Except as otherwise provided in subparagraphs(s) (c) and (e) of this Article VII, Section 6, a director may be removed from office prior to expiration of his or her term only by the affirmative vote of a majority of the voting power of the Members.

Any membership action to recall or remove a director shall be conducted in accordance with the following procedures:

(i) A petition must be presented in person to the President, Vice President, or Secretary of the Association and must carry the signatures of Members in good standing who represented at least 5 percent of the voting power of the membership. Such petition must set forth the reason(s) the petitioners are seeking the director’s removal; the signature and Residence number(s) of each petitioner in his or her own handwriting; the name(s) of the sponsor(s) of the petition; and must fulfill all other requirements of law.

(ii) Within 20 days after receipt of such petition, the Board shall either call a special meeting or announce the procedures for conducting a written ballot of the Members to vote upon the requested recall. Such meeting or written ballot shall be conducted not less than 35 nor more than 90 days after the petition is presented. If the Board fails to set a date for, and give the Members notice of, such meeting or written ballot within 20 days, the Members initiating the petition may call such ‘fleeting on their own initiative without Board approval or sanction.

(iii) The director whose removal is being sought shall have the right to rebut the allegations contained in the petition orally, in writing, or both. If the rebuttal is in writing, it shall be mailed by the Association or otherwise provided to all Members, together with the recall ballot.

(iv) If the quorum requirement for a valid membership action is not satisfied orrecall vote results in a tie, the removal action will have failed.

(e) Protection of Cumulative Voting Rights.

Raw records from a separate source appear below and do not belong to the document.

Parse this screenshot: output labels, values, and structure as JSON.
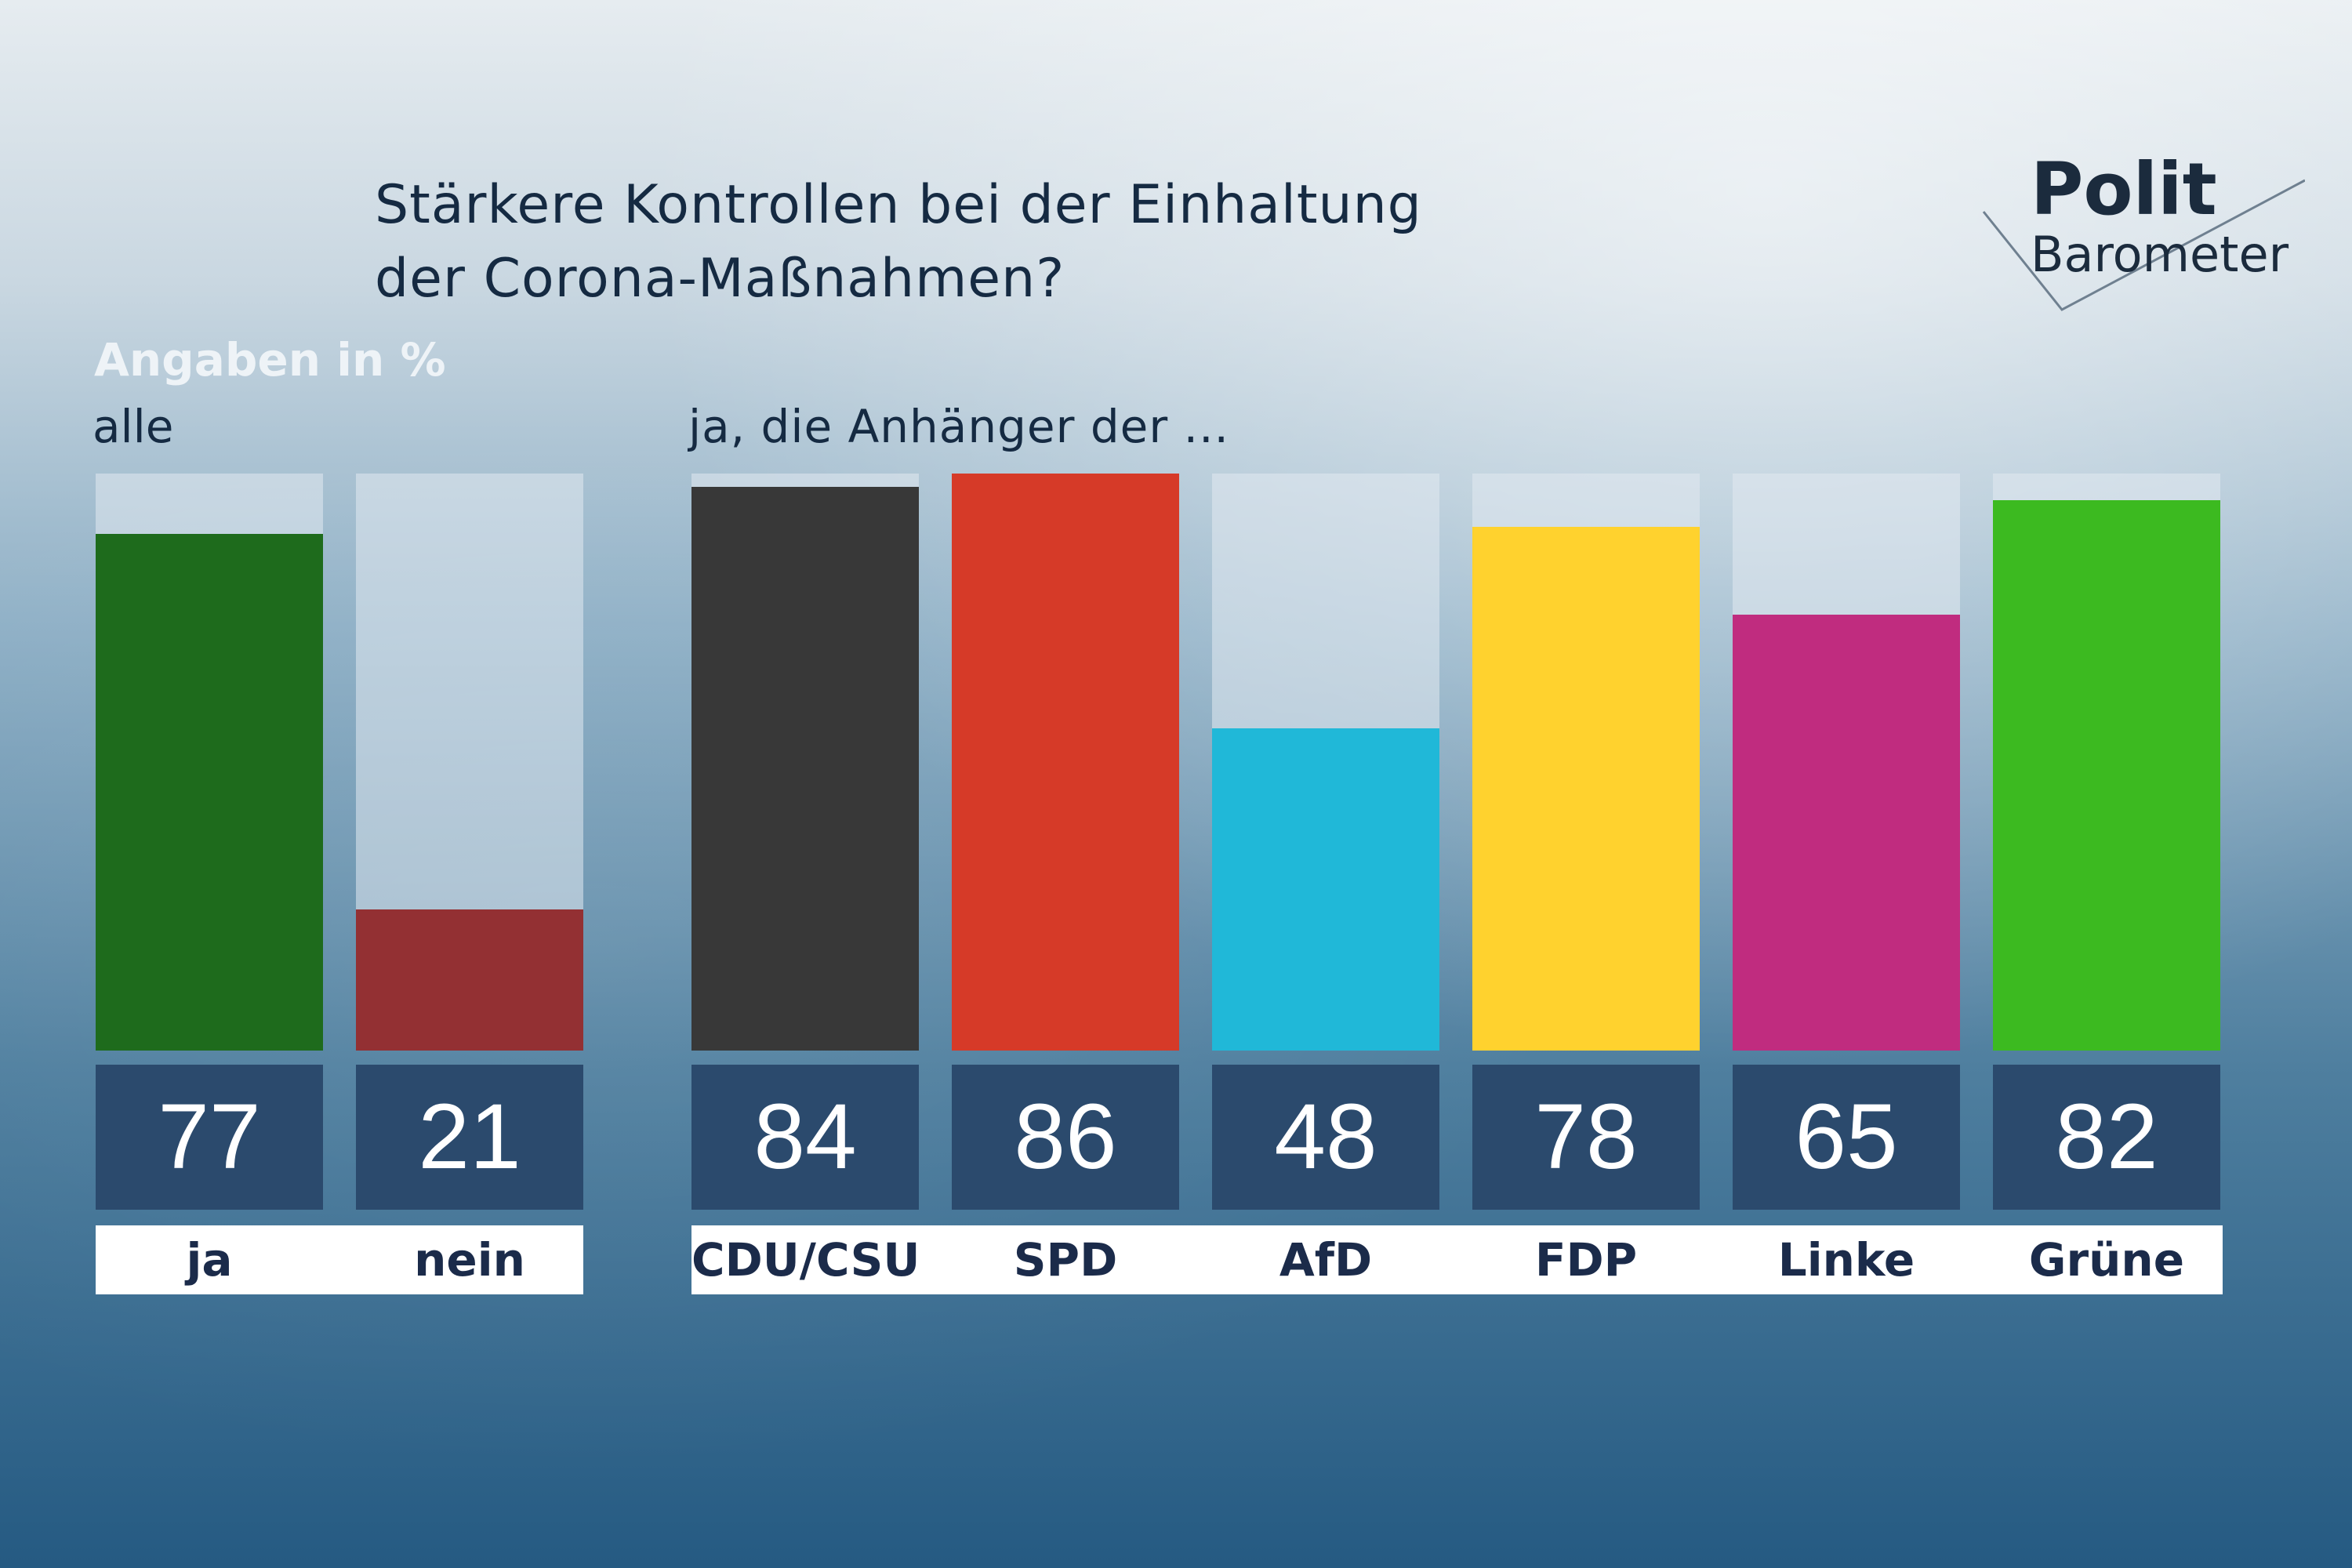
{
  "title_line1": "Stärkere Kontrollen bei der Einhaltung",
  "title_line2": "der Corona-Maßnahmen?",
  "logo": {
    "line1": "Polit",
    "line2": "Barometer"
  },
  "unit_label": "Angaben in %",
  "group_all_label": "alle",
  "group_parties_label": "ja, die Anhänger der ...",
  "colors": {
    "ja": "#1e6b1c",
    "nein": "#933033",
    "CDU/CSU": "#383838",
    "SPD": "#d63a28",
    "AfD": "#20b8d8",
    "FDP": "#ffd22e",
    "Linke": "#c02c7f",
    "Grüne": "#3cba20"
  },
  "chart_data": [
    {
      "type": "bar",
      "categories": [
        "ja",
        "nein"
      ],
      "values": [
        77,
        21
      ],
      "ylim": [
        0,
        86
      ]
    },
    {
      "type": "bar",
      "categories": [
        "CDU/CSU",
        "SPD",
        "AfD",
        "FDP",
        "Linke",
        "Grüne"
      ],
      "values": [
        84,
        86,
        48,
        78,
        65,
        82
      ],
      "ylim": [
        0,
        86
      ]
    }
  ]
}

Unless the entire Board of Directors is removed from office, no director may be removed when the votes cast against removal, or not consenting in writing to such removal, would be sufficient to elect such director if voted cumulatively at an election at which the same total number of votes were cast (or, if such action is taken by written ballot, all memberships entitled to vote were voted) and the entire number of directors authorized at the time of the director’s most recent election were then being elected.

(f) Removal by Court Action.

The Sacramento County Superior Court may, in response to a suit filed by any director or the lesser of 20 Members or 5 percent of the Members, remove any director determined to be guilty of fraudulent or dishonest acts or gross abuse of authority or discretion with reference to the Association. The Association shall be made a party to any such action.

(g) Filling Vacancies.

Vacancies on the Board of Directors shall be filled by a majority vote of the remaining directors though less than a quorum, or by a sole remaining director unless the vacancy is created through removal of a director, in which case the vacancy shall be filled by the affirmative vote of a majority of the Members represented in person or by proxy at a duly held meeting of the Members (at which a quorum is present/by written ballot in accordance with Article IV, Section 6. The Members may elect a Director or Directors at any time to fill any vacancy or vacancies not filled by the Directors by an election at a duly held meeting of the Members or written ballot and shall require the approval of a majority of the voting power.

(h) Reduction in Number of Directors.

No reduction of the authorized number of directors shall have the effect of removing any director before that director’s term of office expires.